The Alpine School Board is considering changing the district's sex education policy to include AIDS education in the curriculum.
Board members discussed the proposed policy during a meeting at district headquarters Tuesday. Parents can give their views on the policy during a public input session at 6 p.m. Sept. 27 at Manila Elementary School in Pleasant Grove. The board will not vote on the policy until its next business meeting on Oct. 11.If the policy is approved, teachers will discuss several AIDS issues in class, depending on the grade level of the students. For instance, senior high school students will be told that condom use can prevent spread of the disease, but contraception will not be discussed. Third-graders will learn that it is relatively difficult to contract AIDS and that scientists are working to discover a cure for the disease. Students in grades 9-12 will be told how AIDS is transmitted and how it can be treated and prevented.

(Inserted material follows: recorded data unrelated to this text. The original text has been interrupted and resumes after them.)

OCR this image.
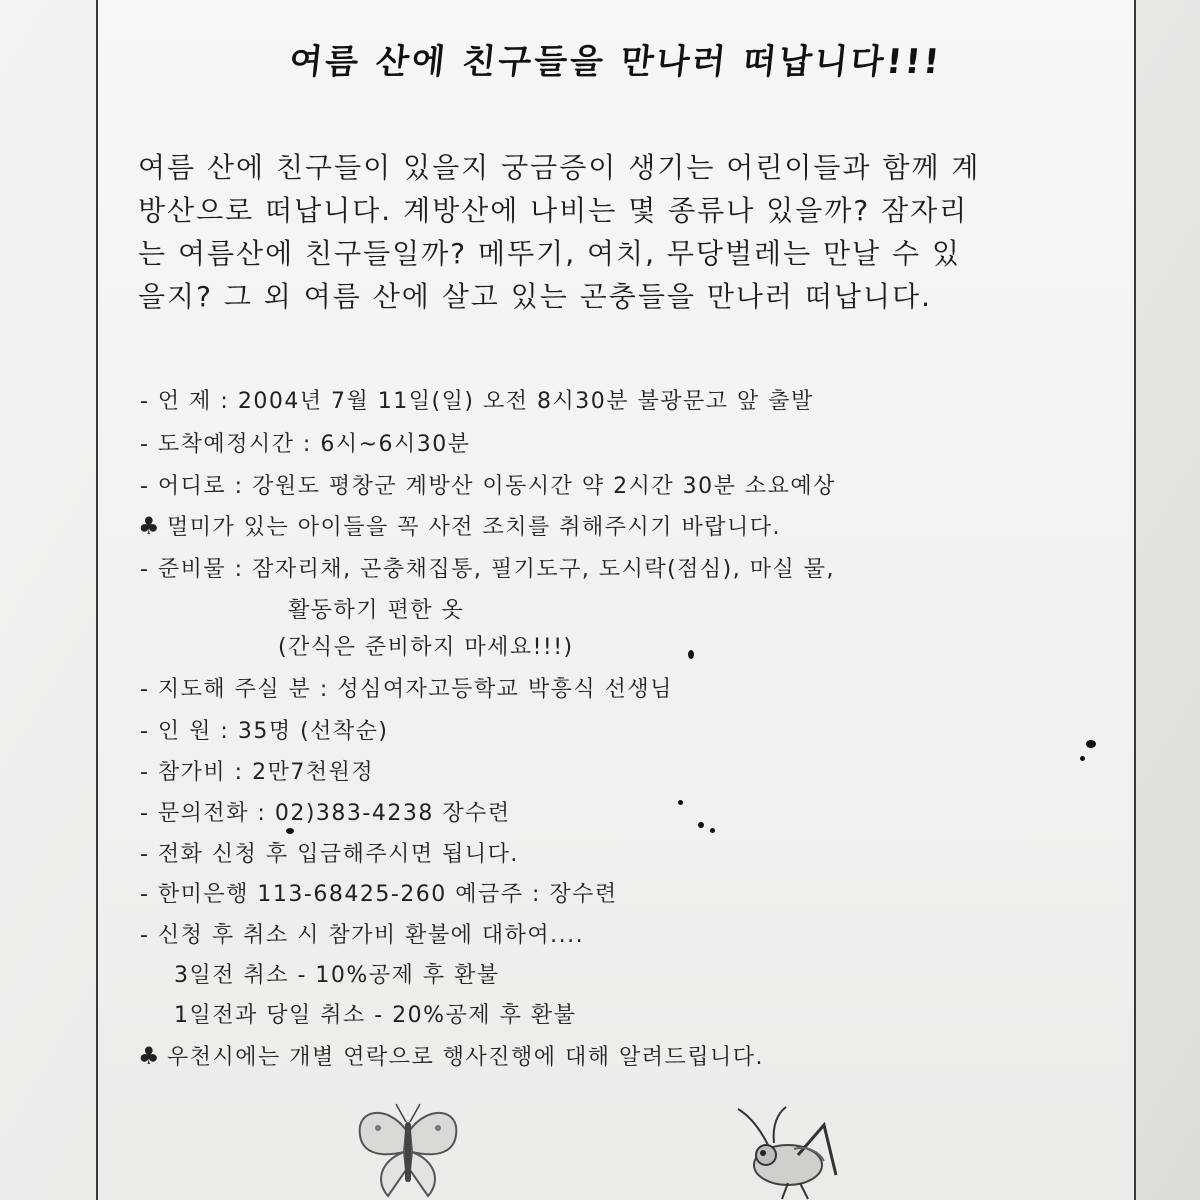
여름 산에 친구들을 만나러 떠납니다!!!
여름 산에 친구들이 있을지 궁금증이 생기는 어린이들과 함께 계
방산으로 떠납니다. 계방산에 나비는 몇 종류나 있을까? 잠자리
는 여름산에 친구들일까? 메뚜기, 여치, 무당벌레는 만날 수 있
을지? 그 외 여름 산에 살고 있는 곤충들을 만나러 떠납니다.
- 언 제 : 2004년 7월 11일(일) 오전 8시30분 불광문고 앞 출발
- 도착예정시간 : 6시~6시30분
- 어디로 : 강원도 평창군 계방산 이동시간 약 2시간 30분 소요예상
♣ 멀미가 있는 아이들을 꼭 사전 조치를 취해주시기 바랍니다.
- 준비물 : 잠자리채, 곤충채집통, 필기도구, 도시락(점심), 마실 물,
활동하기 편한 옷
(간식은 준비하지 마세요!!!)
- 지도해 주실 분 : 성심여자고등학교 박흥식 선생님
- 인 원 : 35명 (선착순)
- 참가비 : 2만7천원정
- 문의전화 : 02)383-4238 장수련
- 전화 신청 후 입금해주시면 됩니다.
- 한미은행 113-68425-260 예금주 : 장수련
- 신청 후 취소 시 참가비 환불에 대하여....
3일전 취소 - 10%공제 후 환불
1일전과 당일 취소 - 20%공제 후 환불
♣ 우천시에는 개별 연락으로 행사진행에 대해 알려드립니다.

Alpine Superintendent Steven Baugh said parents will be asked to sign consent forms before their children will be allowed to participate in AIDS discussions.
"In all of this, the teaching of morality will be a necessary, important part. The catalyst that's prompting us to review the policy is the AIDS education issue and the AIDS education curriculum that is being mandated by the state," he said. "I think that as our community looks at (the policy), there will be wide acceptance of the standards in this document."
State School Board guidelines suggest schools should help students make rational decisions about sex, and Alpine intends to do that by teaching morality along with its AIDS education, Baugh said.
Board members' initial reaction to the policy was positive. Blake Evans said the wording of the policy is a good indication that it was carefully put together.
"You can tell there's been a lot of research that's gone into this," he said. "I think that we're trying to involve the parents, and I think sometimes they feel left out."
"It is the goal of the Alpine School District to complement and supplement those standards established in the home as they relate to the family life and sex education of their children, including the principle of morality," the policy says. "AIDS education shall be taught in the context of the Healthy Lifestyle Curriculum adopted by the Utah State Board of Education."
The policy says programs may be held separately for boys and girls, and may include special speakers and suitable films. It encourages administrators to involve parents in the selection of qualified speakers and encourages parents to attend and participate.
Parents will be able to review the lesson plan when teachers plan sex education lectures, Baugh said. They will have the option of pulling their children out of the classroom without the students being penalized academically.
Board member Linda Campbell said it's important that students begin getting AIDS information immediately.
"I would really like to see the board act quickly so the teachers can get on with this curriculum," she said.